We will add two new deputy managing editors to the masthead to work alongside Scott Vance and Barbara Vobejda in running the daily report, ensuring that a senior editor is in place to direct news coverage across our many platforms from 7 a.m. ET (when our new hub in London hands off to Washington) until late evening (when Washington hands off to Seoul). One DME will oversee the General Assignment, Morning Mix and Live Desk teams and serve as the day-to-day architect of our live-updates coverage. All four DMEs will work with other senior editors to ensure the quality and ambition of our enterprise offerings.

The expansion will create eight new positions for assignment editors — in Photo, National, Metro, Investigations, Design and Business — to strengthen coverage and reinforce colleagues who’ve been taxed by the unrelenting news cycle. We will also establish eight new positions for assistant editors, most of whom will work closely with assignment editors in overseeing coverage. We anticipate that these positions will create opportunities for people from many corners of the newsroom, with varied skills and backgrounds, to gain expertise in line editing and guiding a team of journalists. We will grow the MPE desk by hiring five multi-platform editors, in part to expand that team’s role in publishing on our digital platforms. We will create eight positions for breaking-news and weekend editors (including one supervising producer) in Video, Photo, National, Features and Business. The role of projects editor has become vital in fostering the collaboration and strategic thinking needed to execute our most ambitious journalism, so we will add two more of these positions in Design.

The initiative will establish three additional visual enterprise editors — one in Business, one who will focus on politics and one who will work with both the Health & Science and Climate & Environment teams — building on the success we have seen with this role in Foreign.
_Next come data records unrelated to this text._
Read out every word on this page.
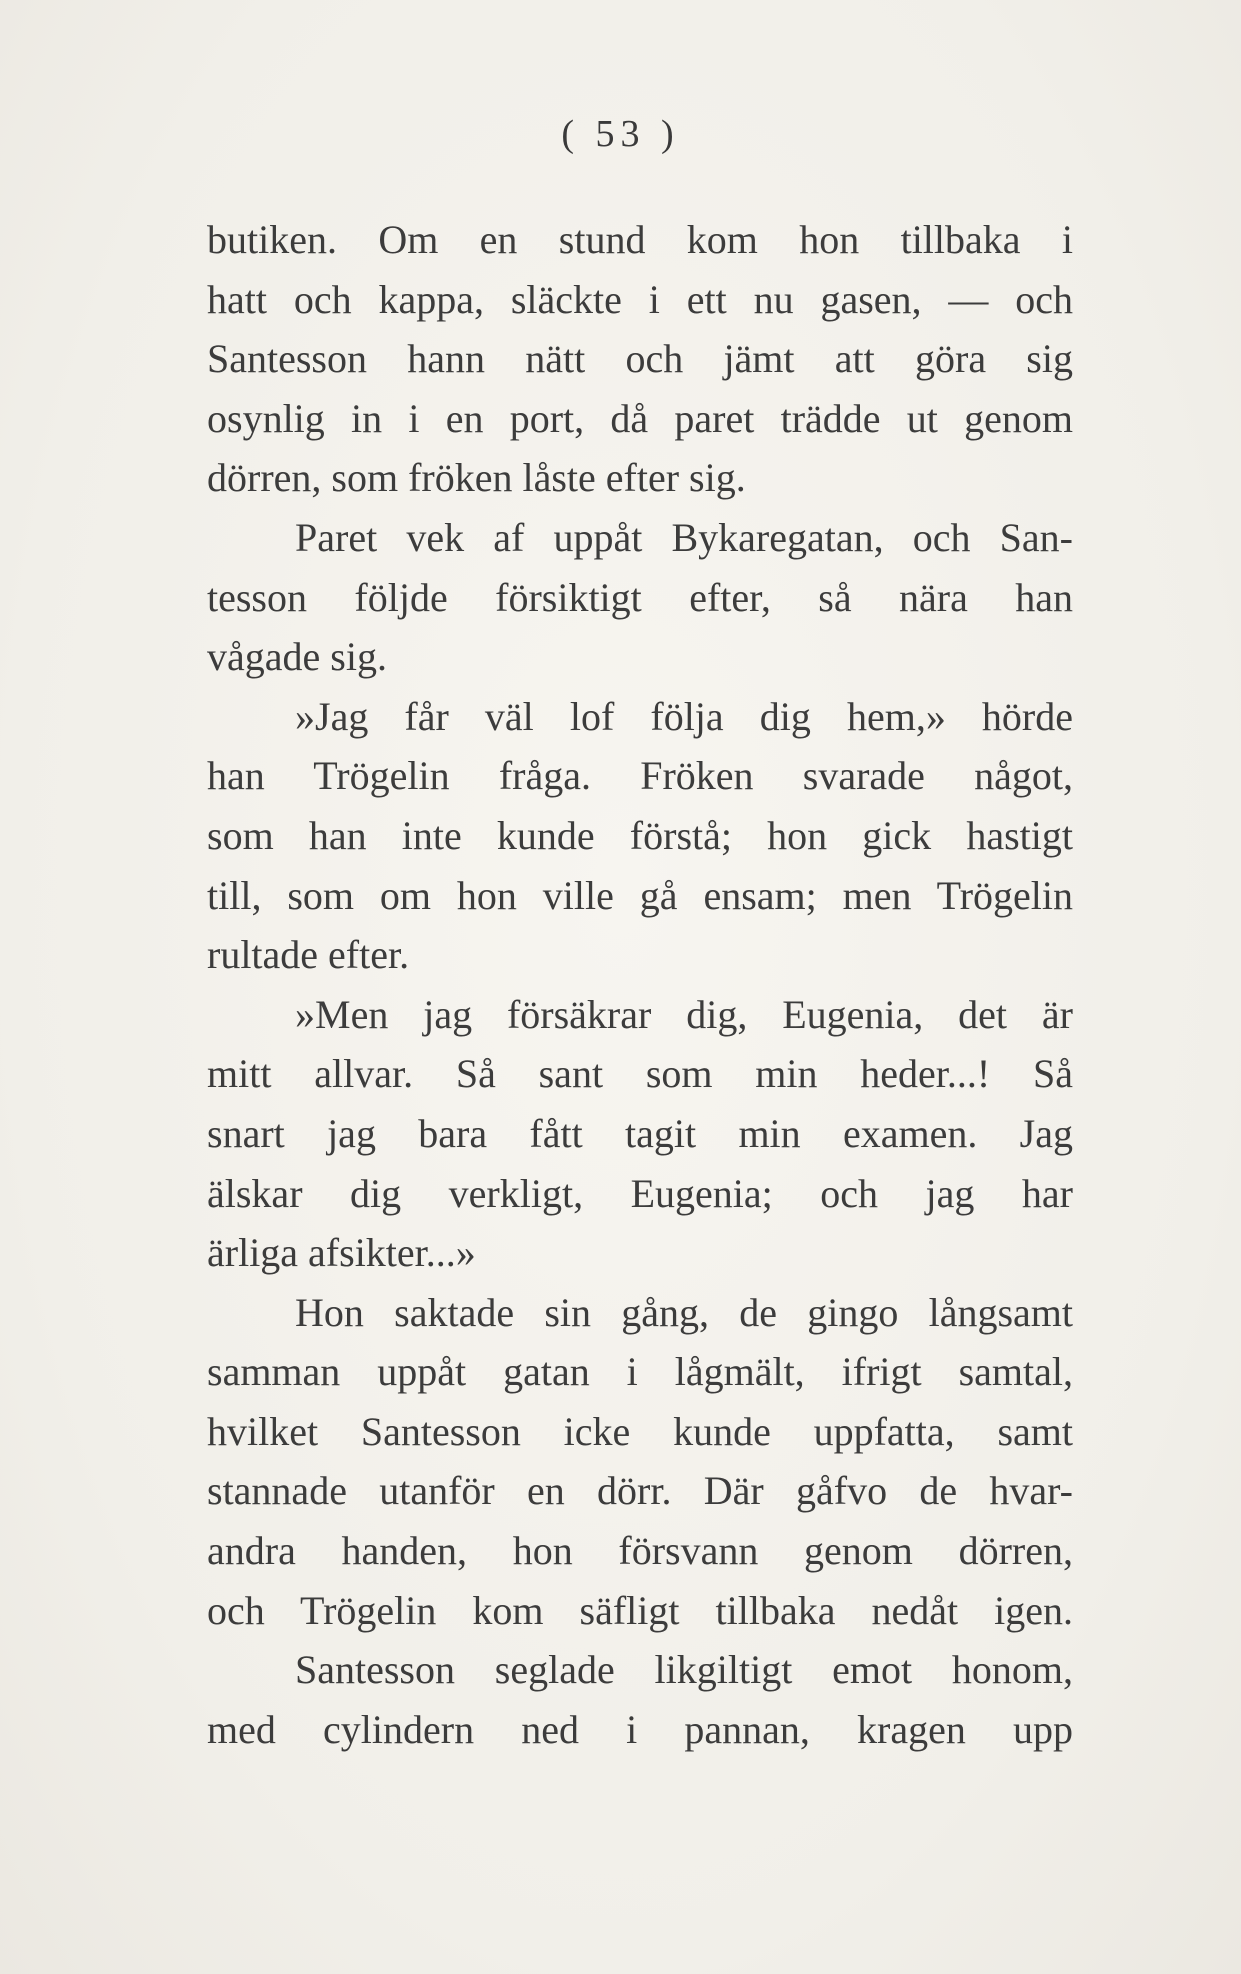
( 53 )
butiken. Om en stund kom hon tillbaka i
hatt och kappa, släckte i ett nu gasen, — och
Santesson hann nätt och jämt att göra sig
osynlig in i en port, då paret trädde ut genom
dörren, som fröken låste efter sig.
Paret vek af uppåt Bykaregatan, och San-
tesson följde försiktigt efter, så nära han
vågade sig.
»Jag får väl lof följa dig hem,» hörde
han Trögelin fråga. Fröken svarade något,
som han inte kunde förstå; hon gick hastigt
till, som om hon ville gå ensam; men Trögelin
rultade efter.
»Men jag försäkrar dig, Eugenia, det är
mitt allvar. Så sant som min heder...! Så
snart jag bara fått tagit min examen. Jag
älskar dig verkligt, Eugenia; och jag har
ärliga afsikter...»
Hon saktade sin gång, de gingo långsamt
samman uppåt gatan i lågmält, ifrigt samtal,
hvilket Santesson icke kunde uppfatta, samt
stannade utanför en dörr. Där gåfvo de hvar-
andra handen, hon försvann genom dörren,
och Trögelin kom säfligt tillbaka nedåt igen.
Santesson seglade likgiltigt emot honom,
med cylindern ned i pannan, kragen upp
That experiment has shown that adding a senior visual journalist to help lead coverage in a department can have a transformative effect.

The expansion will enable us to experiment further. We will establish a new high-level position in the Business department: audience strategy editor. Reporting to the department head, this journalist will help us deliver our coverage of business and tech in more innovative and strategic ways. We have often stressed the need for “durable” storytelling — FAQs, explainers and timelines that help readers get up to speed and stay up to date. This explanatory journalism is critical to our future, and we will create a position for an editor focused on this work in the Health & Science team as well as one for an editor who will be part of the Audience team and act as a resource throughout the newsroom.

This major investment in the newsroom will also fund new roles to carry out functions essential to a growing news organization. First, we will create two positions for standards editors who will refine and maintain newsroom policies, working closely and collaboratively with all our journalists to promote best practices and ensure that our work meets the high expectations of our audiences. And we will establish two roles devoted to recruiting — a senior editor and an assistant editor — to help us systematize the way we recruit, hire and onboard staffers. These roles are critical to the fulfillment of our strong commitment to diversity.

This expansion demonstrates anew that The Washington Post is an ascendant news organization, with boundless ambitions and a growing capacity to meet them. We hope you’ll join us in taking a moment to reflect on all we have accomplished — it is your success that enables the company to strengthen the newsroom in this way. We feel privileged to join you in the important work that lies ahead.